Now back in New Zealand after the three-week trip, Mr Wilson said the Kaena Point eradication had been a "great success", with only a small number of mice remaining in the fenced off reserve.
"We are still hoping to get rid of the mice, the last few ones, but certainly with the rats, mongoose and cats, we achieved that, which was pretty cool."
The Kaena Point reserve is an important site for endangered flora and fauna, which, like their New Zealand counterparts, are particularly vulnerable as they evolved without natural predators.
The peninsula is the only place in the Hawaiian Islands where the threatened laysan albatross still breeds.
Since a predator-proof fencing and eradication programme was started 10 years ago by Eric Van der Werf, of Pacific Rim Conservation, the albatross population has jumped from one breeding pair to 40.

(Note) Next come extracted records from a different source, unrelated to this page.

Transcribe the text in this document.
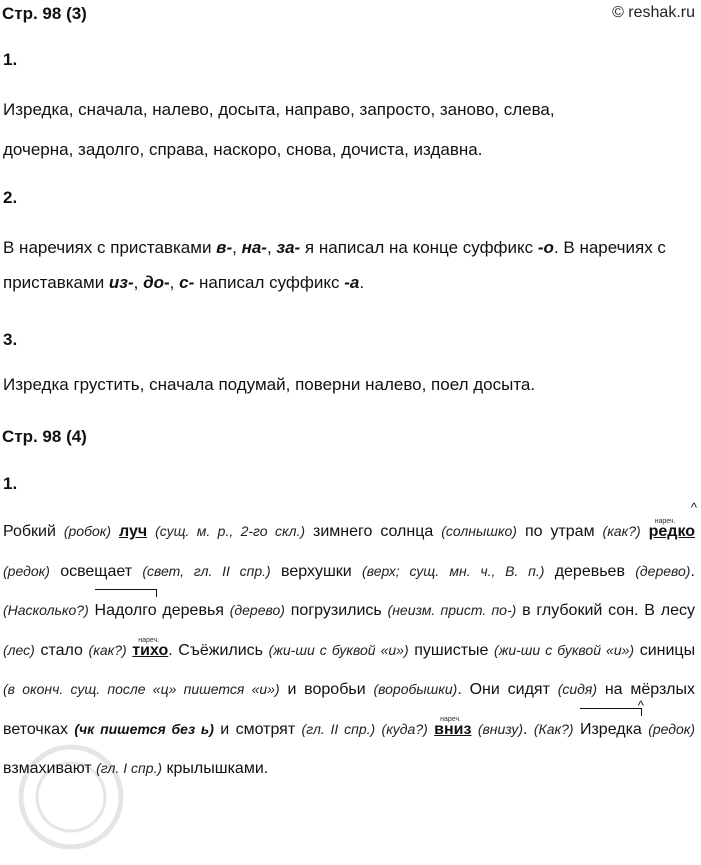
Стр. 98 (3)	© reshak.ru
1.
Изредка, сначала, налево, досыта, направо, запросто, заново, слева,
дочерна, задолго, справа, наскоро, снова, дочиста, издавна.
2.
В наречиях с приставками в-, на-, за- я написал на конце суффикс -о. В наречиях с приставками из-, до-, с- написал суффикс -а.
3.
Изредка грустить, сначала подумай, поверни налево, поел досыта.
Стр. 98 (4)
1.
Робкий (робок) луч (сущ. м. р., 2-го скл.) зимнего солнца (солнышко) по утрам (как?)
нареч.
редко
^
(редок) освещает (свет, гл. II спр.) верхушки (верх; сущ. мн. ч., В. п.) деревьев (дерево). (Насколько?) Надолго деревья (дерево) погрузились (неизм. прист. по-) в глубокий сон. В лесу (лес) стало (как?)
нареч.
тихо. Съёжились (жи-ши с буквой «и») пушистые (жи-ши с буквой «и») синицы (в оконч. сущ. после «ц» пишется «и») и воробьи (воробышки). Они сидят (сидя) на мёрзлых веточках (чк пишется без ь) и смотрят (гл. II спр.) (куда?)
нареч.
вниз (внизу). (Как?) Изредка
^
(редок) взмахивают (гл. I спр.) крылышками.
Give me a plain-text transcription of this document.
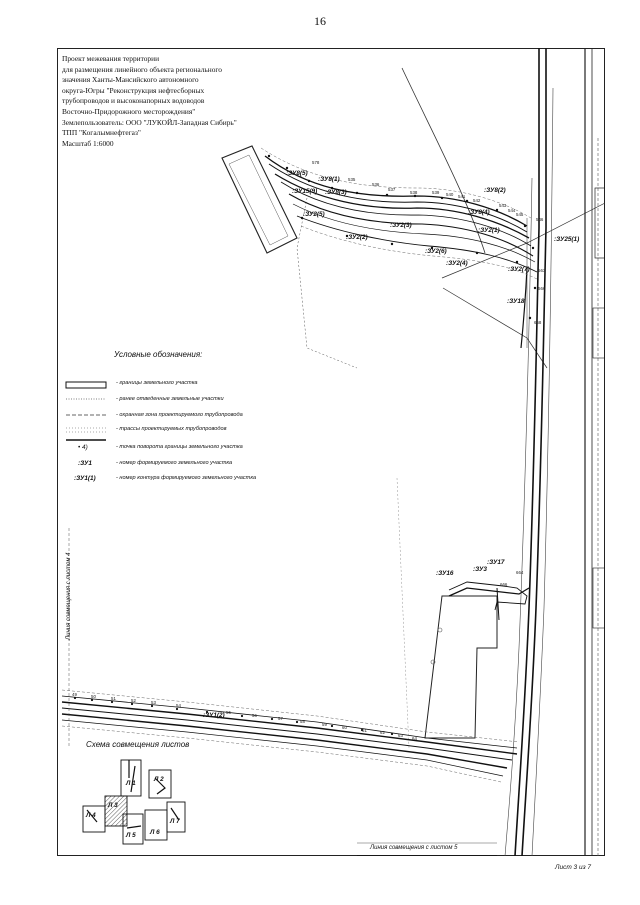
16
Проект межевания территории
для размещения линейного объекта регионального
значения Ханты-Мансийского автономного
округа-Югры "Реконструкция нефтесборных
трубопроводов и высоконапорных водоводов
Восточно-Придорожного месторождения"
Землепользователь: ООО "ЛУКОЙЛ-Западная Сибирь"
ТПП "Когалымнефтегаз"
Масштаб 1:6000
Условные обозначения:
- границы земельного участка
- ранее отведенные земельные участки
- охранная зона проектируемого трубопровода
- трассы проектируемых трубопроводов
- точка поворота границы земельного участка
- номер формируемого земельного участка
- номер контура формируемого земельного участка
• 4)
:ЗУ1
:ЗУ1(1)
:ЗУ8(5)
:ЗУ8(1)
:ЗУ8(3)
:ЗУ15(9)
:ЗУ2(5)
:ЗУ2(2)
:ЗУ2(3)
:ЗУ8(2)
:ЗУ8(4)
:ЗУ2(1)
:ЗУ2(6)
:ЗУ2(4)
:ЗУ2(7)
:ЗУ25(1)
:ЗУ18
:ЗУ16
:ЗУ3
:ЗУ17
:ЗУ1(2)
578
535
536
537
538	539 540 541
542
543
544
545
546
563
566
668
664
666
49	50	51	52	53
54
55
56
57
58
59
60
61	62
63
64
Схема совмещения листов
Л 1
Л 2
Л 3
Л 4
Л 5 Л 6
Л 7
Линия совмещения с листом 4
Линия совмещения с листом 5
Лист 3 из 7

One trap taken to Hawaii for testing was a "self-resetting" carbon-dioxide gas canister-powered device which Doc has been working on for the past four or five years, and Mr Wilson said Hawaiian conservators were "very excited" about the possibilities of the traps for controlling mongoose, which, like stoats in New Zealand, attack ground-nesting birds.
Another Doc-designed ferret killing trap installed during a trip three years ago had worked "really well", prompting Fish and Wildlife Service rangers to order "a whole lot more".
Mr Wilson will host his Hawaiian counterparts when they travel to New Zealand in December to attend eradication conferences and visit programmes in Te Anau.
For now, Mr Wilson is focusing on local programmes such as the eradication of deer and stoats from Secretary Island in Doubtful Sound.
The almost 700 deer that roamed the island had been whittled down to "less than 10", and stoat numbers were such that Doc was "confident enough" to release takahe and rock wrens there over the past year.